Matheson parece seguir ese famoso consejo de Vonnegut acerca de hacer pasar a tus personajes por todas las calamidades posibles para comprobar de qué madera están hechos.

Por Luciano Lamberti.

En una edición dominical de La Nación, que leo en un bar mientras mi hijo duerme en su changuito, hay una columna de Carolina Aguirre sobre El Chavo. Dice que en una clase de guión lo nombró, completamente en serio, como su principal influencia. Habla de su éxito, comprobado en los números y especialmente en la práctica, la arena donde se foguean verdaderamente los shows de televisión, y le creo: hice la prueba hace poco y el programa le sigue gustando a los niños, que después me lo pedían como locos. Es una especie de clásico de todas las edades (“humor sano”, como le decía mi viejo) y más allá de sus falencias evidentes es un ejemplo, decía Aguirre, de verosimilitud y creación de un pequeño mundo con sus propias reglas que no necesita para nada de la realidad.

 

Me quedo pensando en eso y recuerdo un detalle que me gustaba muchísimo: la pastilla de chiquitolina. La tomaba El Chapulín Colorado las veces en las que, por alguna razón siempre bizarra, necesitaba achicarse para cumplir una misión. Era maravilloso: en unos instantes esa adaptación latinoamericana de Súperman disminuía hasta ser del tamaño de una moneda de 10 centavos. Todo cambiaba entonces. Lo que era pequeño se volvía inmenso, peligroso, amenazador. Un nuevo mundo donde lo insignificante cobraba una existencia desmesurada.
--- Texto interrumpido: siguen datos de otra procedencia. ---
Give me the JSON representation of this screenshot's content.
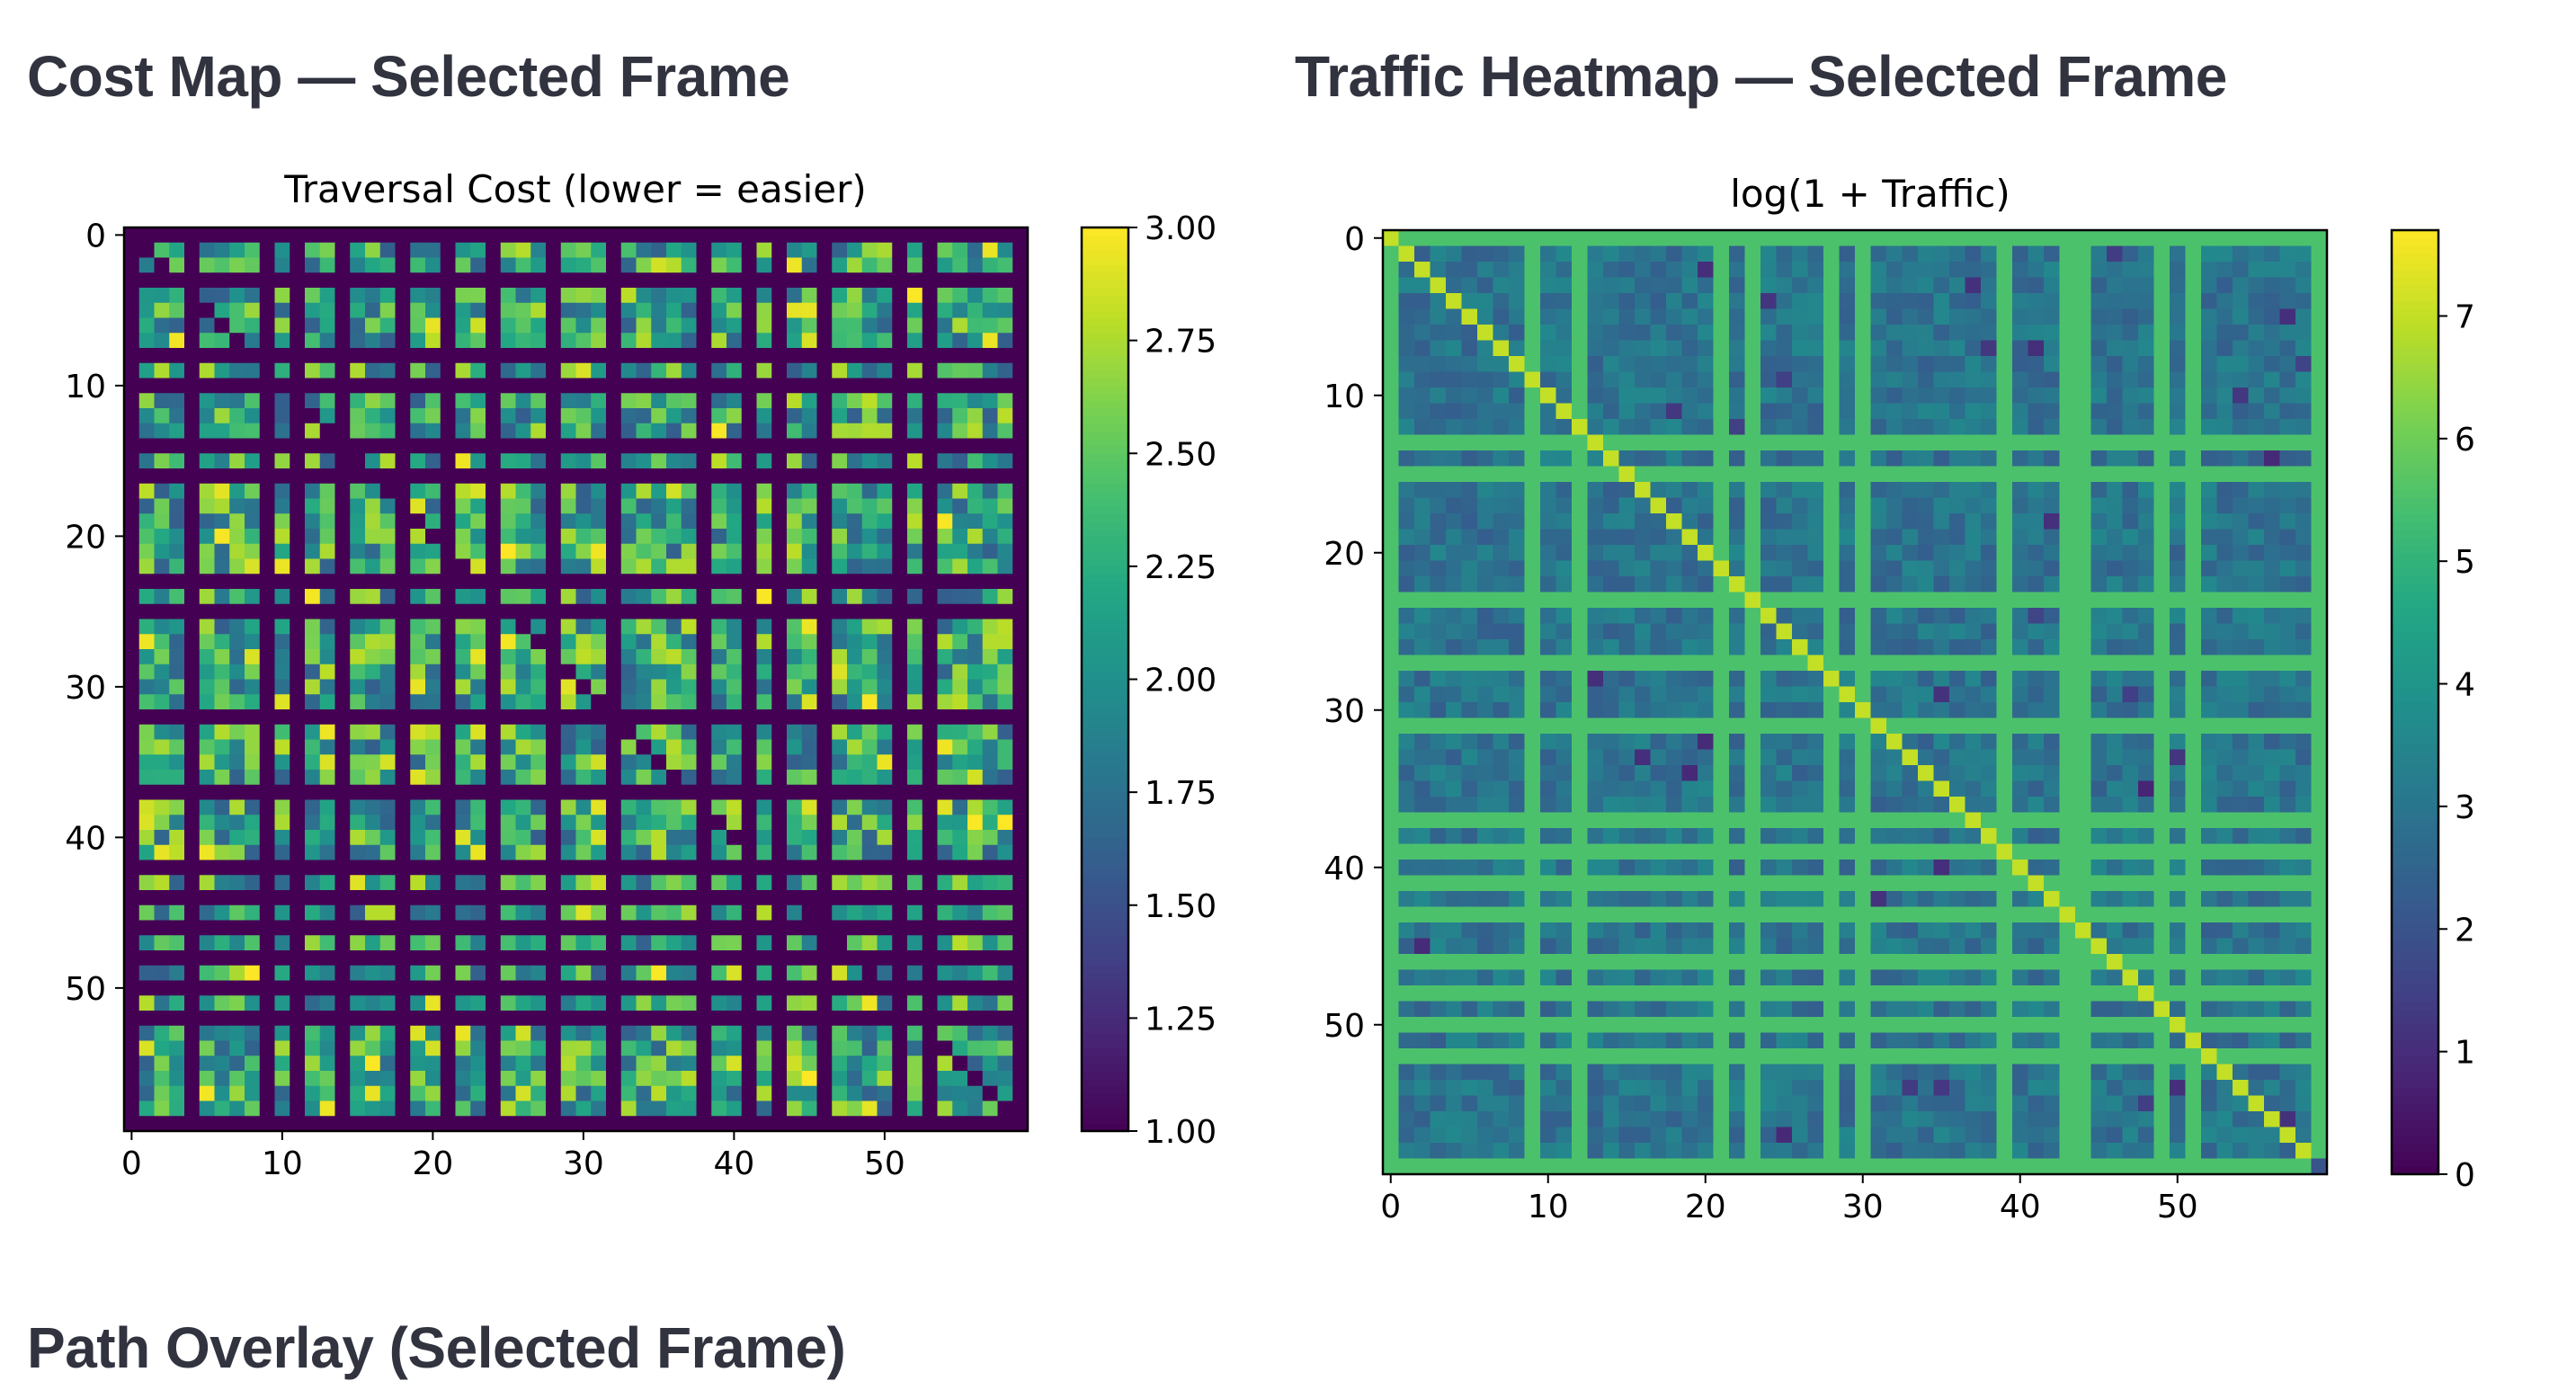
{
  "sections": {
    "cost_title": "Cost Map — Selected Frame",
    "traffic_title": "Traffic Heatmap — Selected Frame",
    "path_title": "Path Overlay (Selected Frame)"
  },
  "colormap": "viridis",
  "chart_data": [
    {
      "type": "heatmap",
      "title": "Traversal Cost (lower = easier)",
      "grid_size": [
        60,
        60
      ],
      "x_ticks": [
        0,
        10,
        20,
        30,
        40,
        50
      ],
      "y_ticks": [
        0,
        10,
        20,
        30,
        40,
        50
      ],
      "colorbar": {
        "min": 1.0,
        "max": 3.0,
        "ticks": [
          "1.00",
          "1.25",
          "1.50",
          "1.75",
          "2.00",
          "2.25",
          "2.50",
          "2.75",
          "3.00"
        ]
      },
      "road_value": 1.0,
      "block_value_range": [
        1.6,
        2.8
      ],
      "road_rows": [
        0,
        3,
        8,
        10,
        14,
        16,
        23,
        25,
        32,
        37,
        42,
        44,
        46,
        48,
        50,
        52,
        59
      ],
      "road_cols": [
        0,
        4,
        9,
        11,
        14,
        18,
        21,
        24,
        28,
        32,
        38,
        41,
        43,
        46,
        51,
        53,
        59
      ],
      "diagonal_road": true
    },
    {
      "type": "heatmap",
      "title": "log(1 + Traffic)",
      "grid_size": [
        60,
        60
      ],
      "x_ticks": [
        0,
        10,
        20,
        30,
        40,
        50
      ],
      "y_ticks": [
        0,
        10,
        20,
        30,
        40,
        50
      ],
      "colorbar": {
        "min": 0,
        "max": 7.7,
        "ticks": [
          "0",
          "1",
          "2",
          "3",
          "4",
          "5",
          "6",
          "7"
        ]
      },
      "background_value_range": [
        2.3,
        3.6
      ],
      "border_value": 5.3,
      "route_value": 5.5,
      "diagonal_value": 7.0,
      "route_rows": [
        0,
        13,
        15,
        23,
        27,
        31,
        37,
        39,
        41,
        43,
        46,
        48,
        50,
        52,
        59
      ],
      "route_cols": [
        0,
        9,
        12,
        21,
        23,
        28,
        30,
        39,
        43,
        44,
        49,
        51,
        59
      ],
      "diagonal_route": true
    }
  ]
}
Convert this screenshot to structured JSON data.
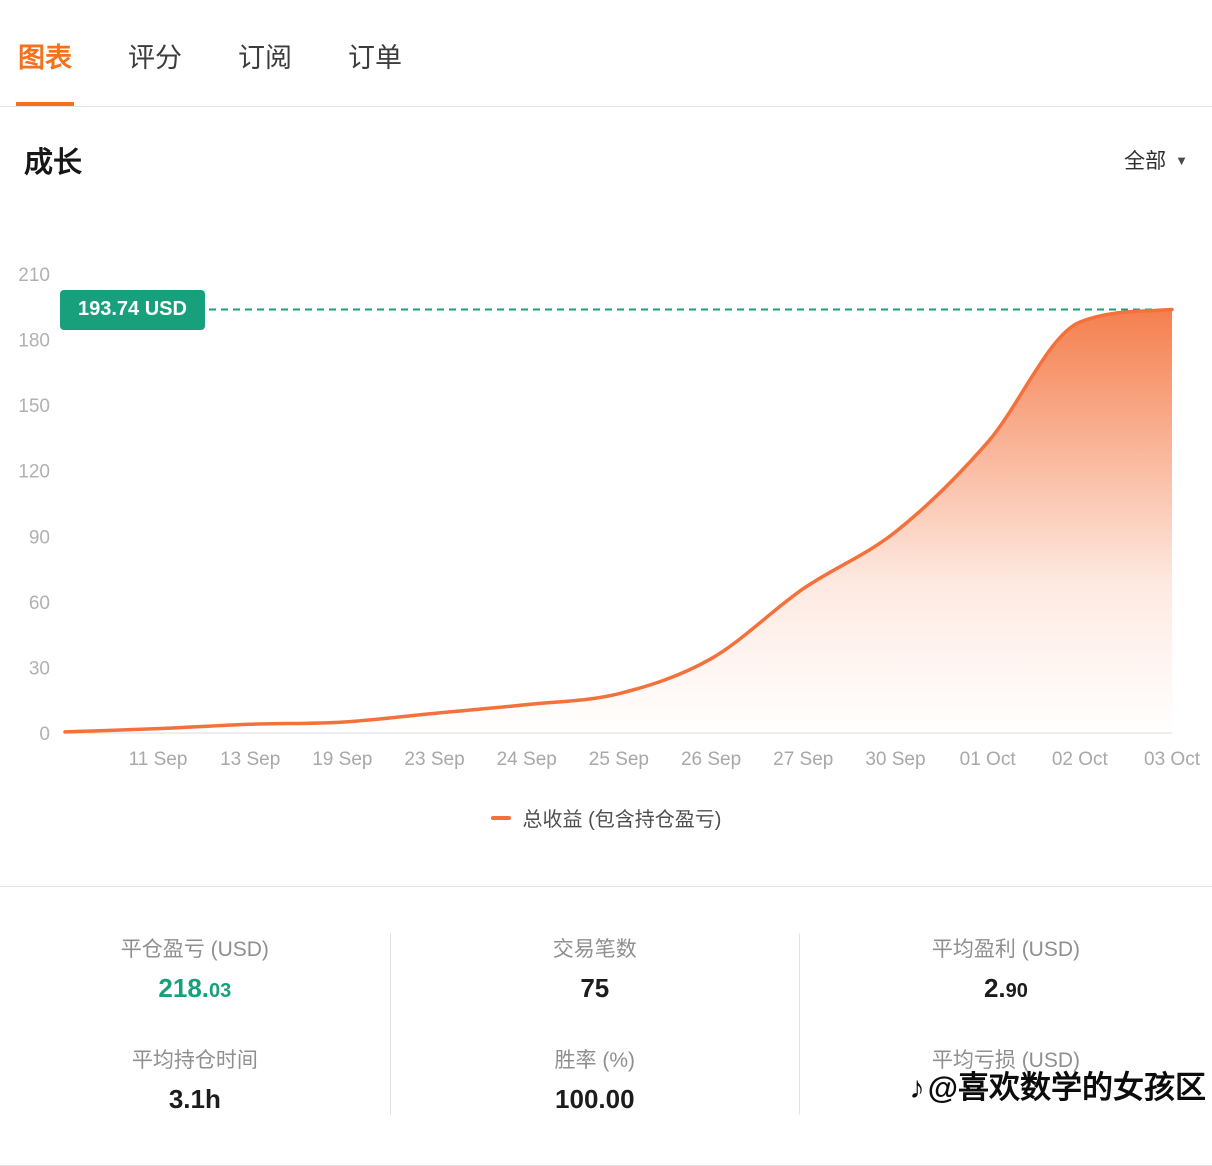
{
  "colors": {
    "accent_orange": "#f4713b",
    "tab_active_orange": "#f4711f",
    "accent_teal": "#18a07c"
  },
  "tabs": [
    {
      "label": "图表",
      "active": true
    },
    {
      "label": "评分",
      "active": false
    },
    {
      "label": "订阅",
      "active": false
    },
    {
      "label": "订单",
      "active": false
    }
  ],
  "section": {
    "title": "成长",
    "filter_value": "全部"
  },
  "chart_data": {
    "type": "area",
    "title": "成长 (Growth)",
    "x": [
      "11 Sep",
      "13 Sep",
      "19 Sep",
      "23 Sep",
      "24 Sep",
      "25 Sep",
      "26 Sep",
      "27 Sep",
      "30 Sep",
      "01 Oct",
      "02 Oct",
      "03 Oct"
    ],
    "values": [
      2,
      4,
      5,
      9,
      13,
      18,
      34,
      66,
      92,
      133,
      188,
      193.74
    ],
    "start_value": 0.5,
    "ylim": [
      0,
      210
    ],
    "yticks": [
      0,
      30,
      60,
      90,
      120,
      150,
      180,
      210
    ],
    "grid": false,
    "current_value": 193.74,
    "current_value_label": "193.74 USD",
    "legend": "总收益 (包含持仓盈亏)",
    "legend_position": "bottom",
    "line_color": "#f4713b",
    "marker_color": "#18a07c"
  },
  "stats": {
    "columns": [
      {
        "top": {
          "label": "平仓盈亏 (USD)",
          "value": "218.",
          "value_small": "03"
        },
        "bottom": {
          "label": "平均持仓时间",
          "value": "3.1h"
        }
      },
      {
        "top": {
          "label": "交易笔数",
          "value": "75"
        },
        "bottom": {
          "label": "胜率 (%)",
          "value": "100.00"
        }
      },
      {
        "top": {
          "label": "平均盈利 (USD)",
          "value": "2.",
          "value_small": "90"
        },
        "bottom": {
          "label": "平均亏损 (USD)",
          "value": ""
        }
      }
    ]
  },
  "watermark": {
    "icon": "♪",
    "text": "@喜欢数学的女孩区"
  }
}
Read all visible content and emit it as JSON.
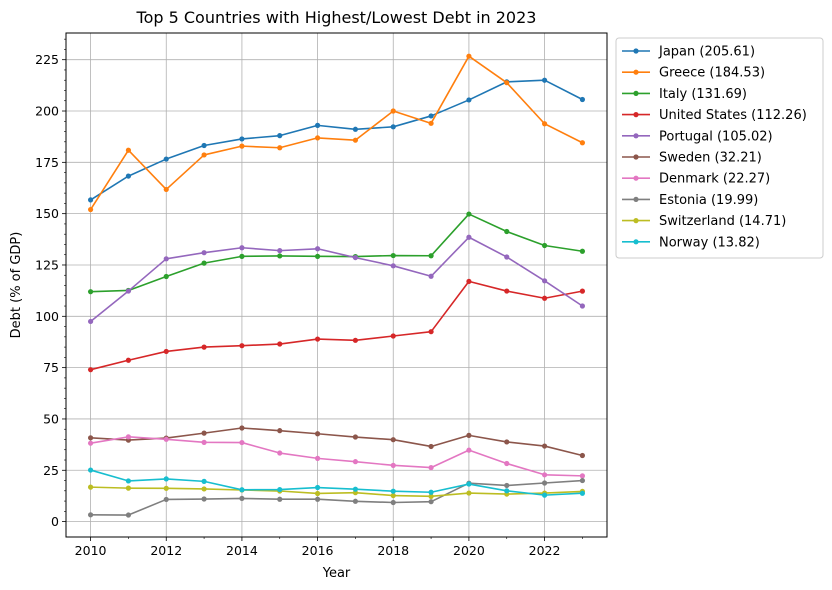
{
  "chart_data": {
    "type": "line",
    "title": "Top 5 Countries with Highest/Lowest Debt in 2023",
    "xlabel": "Year",
    "ylabel": "Debt (% of GDP)",
    "x": [
      2010,
      2011,
      2012,
      2013,
      2014,
      2015,
      2016,
      2017,
      2018,
      2019,
      2020,
      2021,
      2022,
      2023
    ],
    "xlim": [
      2009.35,
      2023.65
    ],
    "ylim": [
      -7.5,
      238
    ],
    "x_ticks": [
      2010,
      2012,
      2014,
      2016,
      2018,
      2020,
      2022
    ],
    "y_ticks": [
      0,
      25,
      50,
      75,
      100,
      125,
      150,
      175,
      200,
      225
    ],
    "grid": true,
    "legend_position": "outside upper right",
    "series": [
      {
        "name": "Japan (205.61)",
        "color": "#1f77b4",
        "values": [
          156.7,
          168.3,
          176.6,
          183.2,
          186.4,
          188.0,
          193.0,
          191.1,
          192.3,
          197.6,
          205.4,
          214.2,
          215.0,
          205.61
        ]
      },
      {
        "name": "Greece (184.53)",
        "color": "#ff7f0e",
        "values": [
          152.0,
          180.9,
          161.8,
          178.6,
          182.9,
          182.1,
          186.9,
          185.8,
          200.0,
          194.0,
          226.7,
          213.8,
          193.8,
          184.53
        ]
      },
      {
        "name": "Italy (131.69)",
        "color": "#2ca02c",
        "values": [
          112.0,
          112.6,
          119.4,
          125.9,
          129.2,
          129.4,
          129.2,
          129.1,
          129.6,
          129.5,
          149.8,
          141.3,
          134.5,
          131.69
        ]
      },
      {
        "name": "United States (112.26)",
        "color": "#d62728",
        "values": [
          74.0,
          78.6,
          82.9,
          85.0,
          85.7,
          86.5,
          88.9,
          88.3,
          90.4,
          92.5,
          117.0,
          112.3,
          108.8,
          112.26
        ]
      },
      {
        "name": "Portugal (105.02)",
        "color": "#9467bd",
        "values": [
          97.5,
          112.3,
          128.0,
          131.0,
          133.4,
          132.0,
          132.9,
          128.6,
          124.6,
          119.5,
          138.5,
          128.9,
          117.3,
          105.02
        ]
      },
      {
        "name": "Sweden (32.21)",
        "color": "#8c564b",
        "values": [
          40.8,
          39.7,
          40.7,
          43.1,
          45.6,
          44.3,
          42.8,
          41.2,
          39.9,
          36.6,
          42.0,
          38.8,
          36.8,
          32.21
        ]
      },
      {
        "name": "Denmark (22.27)",
        "color": "#e377c2",
        "values": [
          38.2,
          41.3,
          40.1,
          38.6,
          38.5,
          33.4,
          30.8,
          29.2,
          27.4,
          26.3,
          34.8,
          28.3,
          22.8,
          22.27
        ]
      },
      {
        "name": "Estonia (19.99)",
        "color": "#7f7f7f",
        "values": [
          3.3,
          3.2,
          10.8,
          11.0,
          11.3,
          10.9,
          10.9,
          9.9,
          9.3,
          9.7,
          18.7,
          17.6,
          18.8,
          19.99
        ]
      },
      {
        "name": "Switzerland (14.71)",
        "color": "#bcbd22",
        "values": [
          16.8,
          16.3,
          16.2,
          15.9,
          15.4,
          14.9,
          13.7,
          14.1,
          12.7,
          12.3,
          13.9,
          13.4,
          13.9,
          14.71
        ]
      },
      {
        "name": "Norway (13.82)",
        "color": "#17becf",
        "values": [
          25.1,
          19.8,
          20.8,
          19.6,
          15.5,
          15.6,
          16.6,
          15.8,
          14.8,
          14.3,
          18.3,
          15.0,
          12.9,
          13.82
        ]
      }
    ]
  }
}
Años después, ya en mis verdes épocas de la Facultad de Letras, leería Los viajes de Gulliver, de Jonathan Swift, y trataría de explicarle a mi profesor de Inglesa las similitudes con El Chapulín colorado en un final oral. La cosa no le gustó nada, por supuesto.

La importancia del tamaño, de la perspectiva, nos decía el profesor de Literatura Inglesa. En el primer capítulo de los viajes, Gulliver termina en Liliput, una isla conformada por seres diminutos; en el segundo, en Brobdingnag, donde el diminuto es él y todo es gigantesco. Un poco como en El hombre Menguante, la maravillosa novela de Richard Matheson publicada en 1956.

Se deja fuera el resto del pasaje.